In this year 2022, one hundred years since you, Śrīla Prabhupāda, first met your spiritual master, Śrīla Bhaktisiddhānta Sarasvatī Prabhupāda, I offer you my most humble prostrations.
Last year on the occasion of Śrī Vyāsa-pūjā I expressed my appreciation for your greatness in terms of your experience and sharing of “complete knowledge of the Complete Whole, such that you do not experience any form of incompleteness.” Reflecting further on this quality of yours, I now want to express appreciation of your complementary opulence, namely, the many refusals you exhibited to affirm your full faith and attachment to Lord Krishna. Allow me to list briefly a few instances of such transcendent acts of refusal that you have shown, acts of rejecting what would not be favorable for your service to Lord Krishna.
It began early in your life when, as a small boy, you refused to give up your wish to celebrate Jagannātha Rathayātrā, a refusal rewarded by help from a neighbor to enable the event to take place. Some years later, graduating from Scottish Church College, you confidently refused your diploma as a symbolic gesture of non-cooperation with the ruling British imperial power. You were not afraid to speak truth to power in this way, a fearlessness that you would demonstrate repeatedly in later life.

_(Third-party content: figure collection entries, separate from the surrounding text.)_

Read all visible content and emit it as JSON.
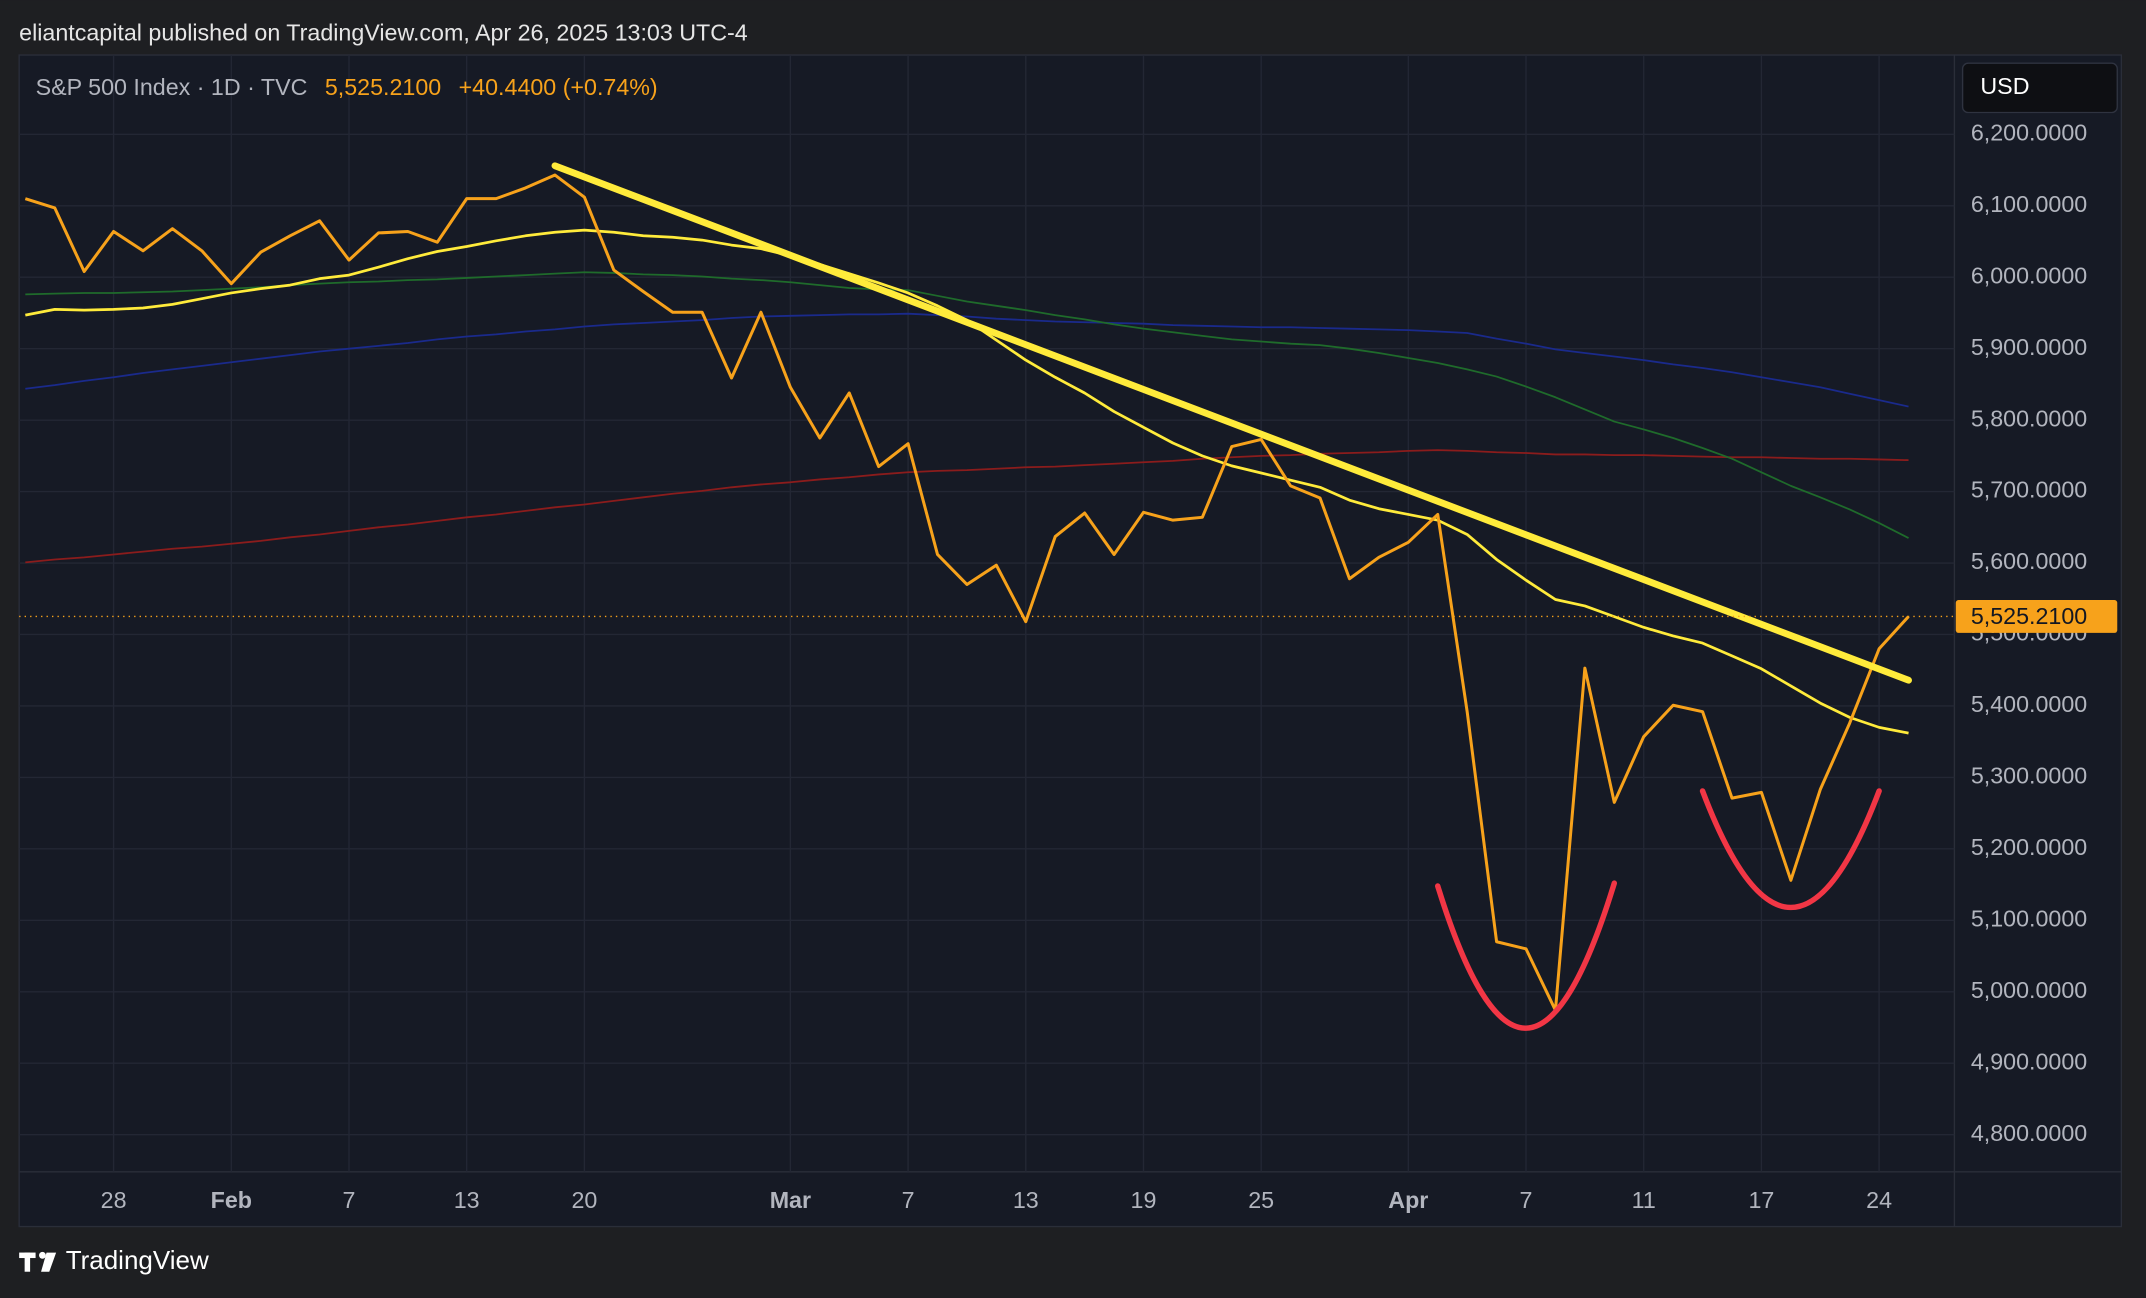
{
  "header": {
    "text": "eliantcapital published on TradingView.com, Apr 26, 2025 13:03 UTC-4"
  },
  "symbol_info": {
    "name": "S&P 500 Index · 1D · TVC",
    "price": "5,525.2100",
    "change": "+40.4400 (+0.74%)"
  },
  "currency_button": "USD",
  "footer": {
    "brand": "TradingView"
  },
  "chart_data": {
    "type": "line",
    "categories": [
      null,
      null,
      null,
      "28",
      null,
      null,
      null,
      "Feb",
      null,
      null,
      null,
      "7",
      null,
      null,
      null,
      "13",
      null,
      null,
      null,
      "20",
      null,
      null,
      null,
      null,
      null,
      null,
      "Mar",
      null,
      null,
      null,
      "7",
      null,
      null,
      null,
      "13",
      null,
      null,
      null,
      "19",
      null,
      null,
      null,
      "25",
      null,
      null,
      null,
      null,
      "Apr",
      null,
      null,
      null,
      "7",
      null,
      null,
      null,
      "11",
      null,
      null,
      null,
      "17",
      null,
      null,
      null,
      "24",
      null
    ],
    "series": [
      {
        "color": "#1a2a8c",
        "values": [
          5844,
          5849,
          5855,
          5860,
          5866,
          5871,
          5876,
          5881,
          5886,
          5891,
          5896,
          5900,
          5904,
          5908,
          5913,
          5917,
          5920,
          5924,
          5927,
          5931,
          5934,
          5936,
          5938,
          5940,
          5943,
          5945,
          5946,
          5947,
          5948,
          5948,
          5949,
          5947,
          5945,
          5942,
          5940,
          5938,
          5937,
          5936,
          5935,
          5933,
          5932,
          5931,
          5930,
          5930,
          5929,
          5928,
          5927,
          5926,
          5924,
          5922,
          5914,
          5907,
          5899,
          5894,
          5889,
          5884,
          5878,
          5873,
          5867,
          5860,
          5853,
          5846,
          5837,
          5828,
          5819
        ]
      },
      {
        "color": "#8b1c1c",
        "values": [
          5601,
          5605,
          5608,
          5612,
          5616,
          5620,
          5623,
          5627,
          5631,
          5636,
          5640,
          5645,
          5650,
          5654,
          5659,
          5664,
          5668,
          5673,
          5678,
          5682,
          5687,
          5692,
          5697,
          5701,
          5706,
          5710,
          5713,
          5717,
          5720,
          5724,
          5727,
          5729,
          5730,
          5732,
          5734,
          5735,
          5737,
          5739,
          5741,
          5743,
          5746,
          5748,
          5750,
          5751,
          5753,
          5754,
          5755,
          5757,
          5758,
          5757,
          5755,
          5754,
          5752,
          5752,
          5751,
          5751,
          5750,
          5749,
          5748,
          5748,
          5747,
          5746,
          5746,
          5745,
          5744
        ]
      },
      {
        "color": "#1f6b2b",
        "values": [
          5976,
          5977,
          5978,
          5978,
          5979,
          5980,
          5982,
          5984,
          5986,
          5989,
          5991,
          5993,
          5994,
          5996,
          5997,
          5999,
          6001,
          6003,
          6005,
          6007,
          6006,
          6004,
          6003,
          6001,
          5998,
          5996,
          5993,
          5989,
          5985,
          5983,
          5982,
          5974,
          5966,
          5960,
          5954,
          5947,
          5941,
          5934,
          5928,
          5923,
          5918,
          5913,
          5910,
          5907,
          5905,
          5900,
          5894,
          5887,
          5880,
          5871,
          5861,
          5847,
          5832,
          5815,
          5798,
          5787,
          5775,
          5761,
          5746,
          5727,
          5708,
          5692,
          5675,
          5656,
          5635
        ]
      },
      {
        "color": "#ffeb3b",
        "values": [
          5947,
          5955,
          5954,
          5955,
          5957,
          5962,
          5970,
          5978,
          5984,
          5989,
          5998,
          6003,
          6014,
          6026,
          6036,
          6043,
          6051,
          6058,
          6063,
          6066,
          6063,
          6058,
          6056,
          6052,
          6045,
          6040,
          6030,
          6018,
          6005,
          5992,
          5978,
          5960,
          5940,
          5912,
          5884,
          5860,
          5838,
          5812,
          5790,
          5768,
          5750,
          5736,
          5726,
          5716,
          5706,
          5688,
          5676,
          5668,
          5660,
          5640,
          5605,
          5576,
          5549,
          5540,
          5525,
          5510,
          5498,
          5488,
          5470,
          5452,
          5428,
          5404,
          5384,
          5370,
          5362
        ]
      },
      {
        "color": "#f7a21b",
        "values": [
          6110,
          6097,
          6008,
          6064,
          6037,
          6068,
          6037,
          5991,
          6035,
          6058,
          6079,
          6024,
          6062,
          6064,
          6049,
          6110,
          6110,
          6125,
          6143,
          6112,
          6010,
          5980,
          5951,
          5951,
          5859,
          5951,
          5846,
          5775,
          5838,
          5735,
          5767,
          5612,
          5570,
          5597,
          5518,
          5637,
          5670,
          5612,
          5671,
          5660,
          5664,
          5763,
          5773,
          5708,
          5691,
          5578,
          5608,
          5629,
          5668,
          5392,
          5070,
          5060,
          4974,
          5453,
          5265,
          5357,
          5401,
          5392,
          5271,
          5279,
          5156,
          5283,
          5376,
          5480,
          5525.21
        ]
      }
    ],
    "price_line": {
      "value": 5525.21,
      "label": "5,525.2100",
      "color": "#f7a21b"
    },
    "drawings": [
      {
        "type": "trendline",
        "color": "#ffeb3b",
        "x": [
          18,
          64
        ],
        "values": [
          6156,
          5436
        ]
      },
      {
        "type": "arc",
        "color": "#f23645",
        "x": [
          48,
          51,
          54
        ],
        "values": [
          5148,
          4949,
          5152
        ]
      },
      {
        "type": "arc",
        "color": "#f23645",
        "x": [
          57,
          60,
          63
        ],
        "values": [
          5281,
          5118,
          5281
        ]
      }
    ],
    "ylim": [
      4748,
      6311
    ],
    "yticks": [
      {
        "value": 4800,
        "label": "4,800.0000"
      },
      {
        "value": 4900,
        "label": "4,900.0000"
      },
      {
        "value": 5000,
        "label": "5,000.0000"
      },
      {
        "value": 5100,
        "label": "5,100.0000"
      },
      {
        "value": 5200,
        "label": "5,200.0000"
      },
      {
        "value": 5300,
        "label": "5,300.0000"
      },
      {
        "value": 5400,
        "label": "5,400.0000"
      },
      {
        "value": 5500,
        "label": "5,500.0000"
      },
      {
        "value": 5600,
        "label": "5,600.0000"
      },
      {
        "value": 5700,
        "label": "5,700.0000"
      },
      {
        "value": 5800,
        "label": "5,800.0000"
      },
      {
        "value": 5900,
        "label": "5,900.0000"
      },
      {
        "value": 6000,
        "label": "6,000.0000"
      },
      {
        "value": 6100,
        "label": "6,100.0000"
      },
      {
        "value": 6200,
        "label": "6,200.0000"
      }
    ],
    "grid": true
  }
}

And in later life, as you prepared to embark on your mission to the West, you refused the temptation to remain in Vrindavan to live a peaceful life of nirjana-bhajana, resolving instead to bring Lord Caitanya’s profound message of divine love to the world. When at last you arrived in New York, you also refused to follow the advice to wear “coat-pants-hat”—Western attire to conform to Western style, determined instead to be your authentic self in your traditional dress of a Vaiṣṇava renunciant. In like manner, you refused to take the well-meant advice to name your fledgling missionizing institution the “International Society for God Consciousness,” knowing as you always have, that it is Krishna who is the Supreme Personality of Godhead, identified only vaguely, and even in a sense misleadingly, as “God”.
In so many ways you, Śrīla Prabhupāda, refused to shrink from asserting your mission. Whether it was insisting on disciples following the four “regulative principles of freedom” or giving brāhmaṇa initiation to Western disciples; whether it was calling out Māyāvāda and Prākṛta-Sahajiyā ideas and practices; whether it was fighting for the Juhu land or standing up for your young and inexperienced disciples in India, you always refused to back down; rather, you showed us repeatedly how to “fight the good fight” on behalf of guru and Krishna. When it came to “impossible” achievements like producing and printing your Caitanya-caritāmṛta, you refused to identify with the fools in whose dictionary the word “impossible” is listed.
One could go on and on about the many sorts of transcendental refusal you demonstrated in service to your Lord Krishna, but there is one that I’m particularly fond of remembering today: You refused to accept the caution suggested (and well meant) by Śyāmasundara Prabhu regarding asking George Harrison for a donation to print the Kṛṣṇa Book. Rather, you reassured him that when he meets George and brings up the topic, “Krishna will help.” And sure enough, Krishna did help, by dramatically sending a perfectly timed flash of lightning and thunderclap, just at the moment Śyāmasundara popped the question, causing a short blackout and thereby very viscerally convincing George that he should indeed make the requisite $19,000 donation for this glorious cause.
Thank you, Śrīla Prabhupāda, for showing us, your students and followers, by your sublime example, how to refuse the easy way and the less-than-faithful way in the bracing path of devotional service. Please bless me to continue in your footsteps, learning by your example how to be always ready to refuse whatever is unfavorable to this exalted purpose.